The LECS program builds bridges with the community by offering learning and training opportunities to advance the development of LECS students such as hosting law enforcement Chiefs and personnel from partnering and neighboring agencies; LECS student tours of partnering law enforcement agencies; LECS students actively involved in community service by assisting at campus and community events such as Black Family Day, Future Hornet Day, faith-based community event, the Waking in Oak Creek screening and the Mentoring in Law Enforcement (MILE) event to name a few.

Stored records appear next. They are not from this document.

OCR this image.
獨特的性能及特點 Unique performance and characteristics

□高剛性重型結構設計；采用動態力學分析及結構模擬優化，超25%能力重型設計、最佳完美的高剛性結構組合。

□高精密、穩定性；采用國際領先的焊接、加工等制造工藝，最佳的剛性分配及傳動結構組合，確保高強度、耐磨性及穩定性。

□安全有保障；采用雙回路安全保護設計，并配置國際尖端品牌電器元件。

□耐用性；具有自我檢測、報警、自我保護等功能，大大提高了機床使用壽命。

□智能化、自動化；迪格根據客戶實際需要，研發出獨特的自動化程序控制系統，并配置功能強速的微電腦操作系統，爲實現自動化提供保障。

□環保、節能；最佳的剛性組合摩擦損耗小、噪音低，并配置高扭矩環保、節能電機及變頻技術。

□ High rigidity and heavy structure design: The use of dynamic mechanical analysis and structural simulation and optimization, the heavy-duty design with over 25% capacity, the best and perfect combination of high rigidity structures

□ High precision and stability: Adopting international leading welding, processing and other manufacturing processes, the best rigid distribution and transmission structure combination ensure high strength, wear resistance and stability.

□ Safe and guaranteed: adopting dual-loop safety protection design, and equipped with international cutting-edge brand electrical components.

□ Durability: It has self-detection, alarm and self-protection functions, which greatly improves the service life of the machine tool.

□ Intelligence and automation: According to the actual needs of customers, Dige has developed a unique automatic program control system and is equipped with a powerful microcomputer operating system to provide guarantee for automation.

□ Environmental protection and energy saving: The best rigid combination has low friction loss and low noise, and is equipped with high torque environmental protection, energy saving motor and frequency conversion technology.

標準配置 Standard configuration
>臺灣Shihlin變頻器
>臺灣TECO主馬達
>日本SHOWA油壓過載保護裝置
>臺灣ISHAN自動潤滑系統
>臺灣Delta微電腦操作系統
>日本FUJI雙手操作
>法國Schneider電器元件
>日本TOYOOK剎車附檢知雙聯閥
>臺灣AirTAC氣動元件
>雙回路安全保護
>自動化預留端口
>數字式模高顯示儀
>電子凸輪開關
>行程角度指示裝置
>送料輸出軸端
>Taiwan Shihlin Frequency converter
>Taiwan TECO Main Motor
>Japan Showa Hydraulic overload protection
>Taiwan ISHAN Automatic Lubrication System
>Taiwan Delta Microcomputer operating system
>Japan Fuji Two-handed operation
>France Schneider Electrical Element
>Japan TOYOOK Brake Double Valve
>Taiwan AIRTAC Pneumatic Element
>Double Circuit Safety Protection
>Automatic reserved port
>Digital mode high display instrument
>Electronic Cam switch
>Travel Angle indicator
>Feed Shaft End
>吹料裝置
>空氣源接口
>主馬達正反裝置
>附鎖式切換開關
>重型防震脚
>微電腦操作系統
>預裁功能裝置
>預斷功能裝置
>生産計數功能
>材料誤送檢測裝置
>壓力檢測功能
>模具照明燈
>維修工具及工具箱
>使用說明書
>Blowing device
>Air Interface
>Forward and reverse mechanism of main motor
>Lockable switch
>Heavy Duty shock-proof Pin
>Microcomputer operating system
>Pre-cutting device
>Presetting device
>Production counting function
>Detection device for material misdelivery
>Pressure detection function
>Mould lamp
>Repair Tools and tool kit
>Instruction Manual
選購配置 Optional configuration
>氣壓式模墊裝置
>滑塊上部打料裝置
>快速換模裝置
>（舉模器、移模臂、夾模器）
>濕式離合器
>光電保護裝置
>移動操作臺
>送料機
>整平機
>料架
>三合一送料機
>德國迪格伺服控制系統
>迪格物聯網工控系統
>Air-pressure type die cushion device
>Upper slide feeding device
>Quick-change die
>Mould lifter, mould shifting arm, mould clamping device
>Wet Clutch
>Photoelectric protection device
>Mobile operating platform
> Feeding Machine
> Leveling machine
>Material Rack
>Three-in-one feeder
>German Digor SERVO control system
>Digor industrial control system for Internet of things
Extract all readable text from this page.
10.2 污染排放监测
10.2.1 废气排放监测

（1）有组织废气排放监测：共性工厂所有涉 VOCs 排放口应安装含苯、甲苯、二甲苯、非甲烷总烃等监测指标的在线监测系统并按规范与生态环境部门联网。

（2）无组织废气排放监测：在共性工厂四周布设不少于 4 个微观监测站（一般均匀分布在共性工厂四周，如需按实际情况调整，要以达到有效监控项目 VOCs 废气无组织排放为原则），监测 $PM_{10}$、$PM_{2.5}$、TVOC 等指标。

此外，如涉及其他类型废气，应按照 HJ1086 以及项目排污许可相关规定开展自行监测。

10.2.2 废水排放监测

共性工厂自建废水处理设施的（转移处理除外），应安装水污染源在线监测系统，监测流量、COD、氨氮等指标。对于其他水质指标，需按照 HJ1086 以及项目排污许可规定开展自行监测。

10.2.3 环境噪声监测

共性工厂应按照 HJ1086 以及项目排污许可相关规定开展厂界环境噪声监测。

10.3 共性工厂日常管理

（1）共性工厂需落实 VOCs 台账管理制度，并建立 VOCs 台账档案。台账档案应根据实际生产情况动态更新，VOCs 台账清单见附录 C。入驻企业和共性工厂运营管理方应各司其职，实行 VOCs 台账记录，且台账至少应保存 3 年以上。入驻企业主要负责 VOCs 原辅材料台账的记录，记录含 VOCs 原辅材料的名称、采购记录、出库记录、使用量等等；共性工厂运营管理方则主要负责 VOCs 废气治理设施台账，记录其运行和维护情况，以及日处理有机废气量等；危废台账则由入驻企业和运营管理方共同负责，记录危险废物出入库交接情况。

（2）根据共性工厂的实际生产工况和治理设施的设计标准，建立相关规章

In addition, the LECS program brought in law enforcement and community leaders to focus on social justice and cultural awareness issues such as homelessness in the Sacramento region, undocumented high school and college students, LGBTQ communities, unconscious bias, reentry and rehabilitation into communities, and other contemporary topics. The LECS program is also working with the campus’ Student Affairs, University Advancement, Public Affairs and Advocacy, and the California state legislature to further promote the LECS program in the community.   

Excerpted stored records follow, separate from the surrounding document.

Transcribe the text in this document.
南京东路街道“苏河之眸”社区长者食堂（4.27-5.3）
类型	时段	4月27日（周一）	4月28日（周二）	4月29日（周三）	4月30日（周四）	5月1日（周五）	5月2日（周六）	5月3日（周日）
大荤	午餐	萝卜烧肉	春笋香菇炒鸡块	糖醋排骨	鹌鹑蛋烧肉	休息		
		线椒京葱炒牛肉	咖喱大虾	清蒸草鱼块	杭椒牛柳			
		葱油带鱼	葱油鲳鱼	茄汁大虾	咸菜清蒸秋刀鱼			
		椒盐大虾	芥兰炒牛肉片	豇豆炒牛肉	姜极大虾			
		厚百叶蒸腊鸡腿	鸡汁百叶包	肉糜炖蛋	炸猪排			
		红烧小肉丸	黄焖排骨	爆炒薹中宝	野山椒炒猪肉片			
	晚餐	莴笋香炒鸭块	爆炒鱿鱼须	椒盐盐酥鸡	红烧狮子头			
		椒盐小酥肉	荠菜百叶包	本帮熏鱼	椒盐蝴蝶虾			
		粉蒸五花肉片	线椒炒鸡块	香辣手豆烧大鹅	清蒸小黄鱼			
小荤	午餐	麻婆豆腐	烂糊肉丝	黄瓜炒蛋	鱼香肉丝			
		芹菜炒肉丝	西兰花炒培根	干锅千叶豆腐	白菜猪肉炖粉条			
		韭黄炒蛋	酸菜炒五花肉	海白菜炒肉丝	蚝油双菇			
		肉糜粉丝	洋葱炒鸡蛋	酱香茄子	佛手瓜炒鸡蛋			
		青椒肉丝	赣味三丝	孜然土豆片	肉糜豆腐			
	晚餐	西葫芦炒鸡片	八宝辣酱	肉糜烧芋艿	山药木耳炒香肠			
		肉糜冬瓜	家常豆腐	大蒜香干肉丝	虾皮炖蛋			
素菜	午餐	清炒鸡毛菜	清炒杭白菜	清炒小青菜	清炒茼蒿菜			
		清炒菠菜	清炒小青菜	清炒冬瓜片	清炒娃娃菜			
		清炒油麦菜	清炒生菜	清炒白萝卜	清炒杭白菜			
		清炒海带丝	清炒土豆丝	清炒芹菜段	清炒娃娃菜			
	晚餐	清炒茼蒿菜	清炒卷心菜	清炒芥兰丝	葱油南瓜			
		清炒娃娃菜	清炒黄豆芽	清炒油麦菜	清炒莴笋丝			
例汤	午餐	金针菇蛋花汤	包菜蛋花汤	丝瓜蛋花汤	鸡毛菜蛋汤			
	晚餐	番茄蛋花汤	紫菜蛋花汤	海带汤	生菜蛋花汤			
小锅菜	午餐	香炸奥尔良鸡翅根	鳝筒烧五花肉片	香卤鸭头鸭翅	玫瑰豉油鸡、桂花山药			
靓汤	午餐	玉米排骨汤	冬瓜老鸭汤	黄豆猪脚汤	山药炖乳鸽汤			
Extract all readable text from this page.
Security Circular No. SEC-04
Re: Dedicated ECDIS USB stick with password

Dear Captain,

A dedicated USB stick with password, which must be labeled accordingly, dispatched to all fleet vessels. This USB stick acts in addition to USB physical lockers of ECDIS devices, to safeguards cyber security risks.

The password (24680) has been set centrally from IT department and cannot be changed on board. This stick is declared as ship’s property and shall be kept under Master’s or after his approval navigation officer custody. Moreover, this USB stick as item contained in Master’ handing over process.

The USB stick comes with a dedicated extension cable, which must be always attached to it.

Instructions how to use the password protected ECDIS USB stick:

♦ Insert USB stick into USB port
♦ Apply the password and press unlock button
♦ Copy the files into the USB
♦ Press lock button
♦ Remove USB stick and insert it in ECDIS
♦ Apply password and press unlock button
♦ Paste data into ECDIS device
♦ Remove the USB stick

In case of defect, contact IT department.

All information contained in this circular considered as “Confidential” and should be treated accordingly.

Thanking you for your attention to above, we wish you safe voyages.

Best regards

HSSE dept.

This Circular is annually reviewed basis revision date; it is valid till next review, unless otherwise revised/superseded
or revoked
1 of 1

A point of pride for the LECS program is the 43 candidates originally selected to participate as members of Cohort 1 and 39 candidates selected to participate in Cohort 2. Collectively, the LECS students are a diverse group of young women and men (39% Latino/a, 33% White, 9% Black, 7% Asian/Pacific Islander, 11% other), reflecting the broad multiculturalism found at Sacramento State and in the general population of California.  Nearly half (46%) of the students accepted into the program identified as female. The data is significant because nearly every law enforcement agency across the United States has professed insufficient racial and ethnic minorities and females within their departments.

LECS students

A reception to celebrate the success of the LECS program and honor the first four young women and men from Cohort 1 to be accepted into a law enforcement agency academy will be held on Friday December 8 at 1pm in the foyer of Sacramento State’s Folsom Hall. The event will include law enforcement agency leaders, local and state legislators, dignitaries, faculty, students, family and friends. In addition Cohort 2 candidates celebrate the successful completion of their first semester in the LECS program.

Lastly, we anticipate the 2018 year to be as busy as the previous year. We expect approximately 20 more Cohort 1 graduates to enter law enforcement academies after graduating from the LECS program and Sacramento State in the spring of 2018. Cohort 2 candidates will be completing the second half of phase one in the spring of 2018. They will begin their phase two training in the fall of 2018 and are expected to graduate in 2019. LECS information sessions to recruit current Sacramento State students and community college transfers for participation in Cohort 3 will begin in the spring of 2018 as well. The LECS selection process for Cohort 3 will be completed by June and Cohort 3 will commence in the fall of 2018.

For additional information, please contact Dr. Moffatt, LECS Director, at moffatt@csus.edu or (916)278-5157.


Chinese Scholar Completes Year at Sacramento State

Hanjing Chen, a visiting scholar from China, completed a year of study in the Division of Criminal Justice in October. Chen, an assistant professor at Fujian Police College in Fuzhou, China, audited classes in police management and criminal law during her time in Sacramento.

uwazie and chen
Dr. Uwazie and Dr. Chen

“I didn't know what kinds of academic resource the university had. I had an initial plan at the beginning to do the research on the American crime prevention and social control. I planned to collect as much as possible material on this topic,” Chen said.

Chen said her experience at CSU Sacramento will help her when she returns to the teaching, including using crime data analysis and the use of technology in the classroom.

It was Chen’s first overseas study experience. Dr. Xin Ren was the sponsoring faculty for Chen’s visiting scholarship. Chen credited faculty, staff and students in the Criminal Justice Division who helped her adjust to Sacramento.

“I hope the academic exchange between China and the USA will continue,” Chen said.